I’m just going to read my book quietly while I pray to the Power Gods and make small sacrifices to the Internet ones. See you online soon… I hope!

Thursday, March 01, 2007

You Can Quote Me On That

Here are some wonderfully random quotes from the last week…

Dobhi Wallah: E! is like Teletubbies for adults!

This quote was further supported the next morning when DW was caught flipping channels between Teletubbies on BBC Prime and random program about Oscar fashion on E!. I’m still not quite sure which one she enjoyed more.

Typ0 shortly after looking in the mirror and screaming: I have a grey hair!!

For the record, it was long and not exactly thin or otherwise unhealthy looking. After hearing me whine about said hair for several minutes to anyone who would listen (including a long distance phone call to my unsympathetic parents) DW yanked the hair out and handed to me. “See,” she said, “no more grey hair!” I held on to the hair for the rest of evening and showed it to Hubby, his out-of-town colleagues, and the waiter at Mercury Lounge. I still have yet to find a single a person who has any sincere sympathy for my plight.
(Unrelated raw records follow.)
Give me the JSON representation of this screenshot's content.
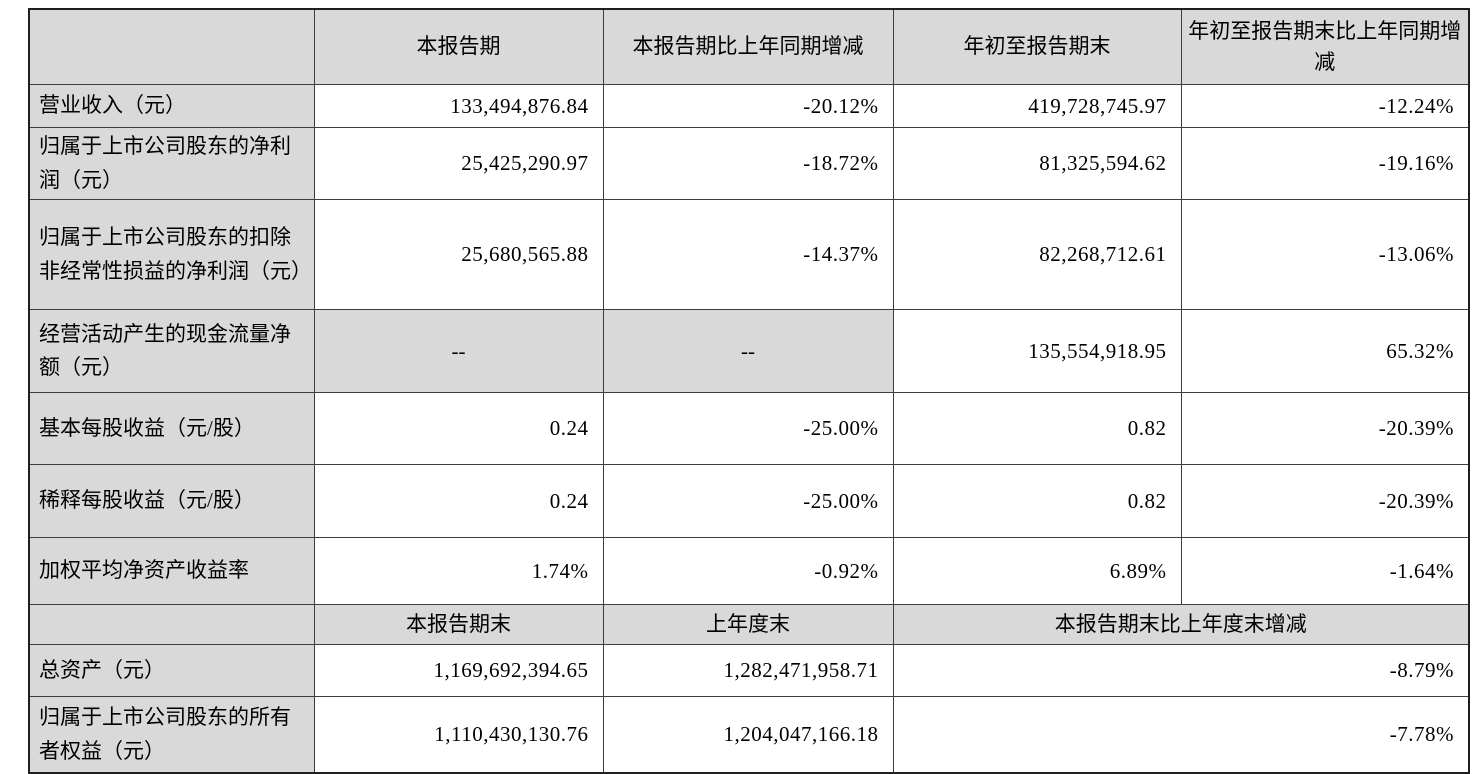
{
  "table": {
    "header1": [
      "",
      "本报告期",
      "本报告期比上年同期增减",
      "年初至报告期末",
      "年初至报告期末比上年同期增减"
    ],
    "rows": [
      {
        "label": "营业收入（元）",
        "cells": [
          "133,494,876.84",
          "-20.12%",
          "419,728,745.97",
          "-12.24%"
        ]
      },
      {
        "label": "归属于上市公司股东的净利润（元）",
        "cells": [
          "25,425,290.97",
          "-18.72%",
          "81,325,594.62",
          "-19.16%"
        ]
      },
      {
        "label": "归属于上市公司股东的扣除非经常性损益的净利润（元）",
        "cells": [
          "25,680,565.88",
          "-14.37%",
          "82,268,712.61",
          "-13.06%"
        ]
      },
      {
        "label": "经营活动产生的现金流量净额（元）",
        "cells": [
          "--",
          "--",
          "135,554,918.95",
          "65.32%"
        ]
      },
      {
        "label": "基本每股收益（元/股）",
        "cells": [
          "0.24",
          "-25.00%",
          "0.82",
          "-20.39%"
        ]
      },
      {
        "label": "稀释每股收益（元/股）",
        "cells": [
          "0.24",
          "-25.00%",
          "0.82",
          "-20.39%"
        ]
      },
      {
        "label": "加权平均净资产收益率",
        "cells": [
          "1.74%",
          "-0.92%",
          "6.89%",
          "-1.64%"
        ]
      }
    ],
    "header2": [
      "",
      "本报告期末",
      "上年度末",
      "本报告期末比上年度末增减"
    ],
    "rows2": [
      {
        "label": "总资产（元）",
        "cells": [
          "1,169,692,394.65",
          "1,282,471,958.71",
          "-8.79%"
        ]
      },
      {
        "label": "归属于上市公司股东的所有者权益（元）",
        "cells": [
          "1,110,430,130.76",
          "1,204,047,166.18",
          "-7.78%"
        ]
      }
    ]
  },
  "colors": {
    "header_bg": "#d9d9d9",
    "label_bg": "#d9d9d9",
    "dash_bg": "#d9d9d9",
    "inner_border": "#3d3d3d",
    "outer_border": "#1f1f1f",
    "text": "#000000",
    "page_bg": "#ffffff"
  }
}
Dobhi Wallah to Hubby: So Typ0 tells me that you count cows for a living.

Let me say for the record that I’m pretty sure that I have never explained Hubby’s job to anyone in this fashion. That said; it did become a running joke for the rest of that incredibly intoxicated evening.

Dobhi Wallah to Hubby’s South African Colleagues: So do you count cows too?
South African Colleague: No, we’re not New Zealanders.

Note to all Kiwis: before you flame me please understand that I am only reporting what was said. I in no way endorse said opinion even though I did double over with laughter when he said it.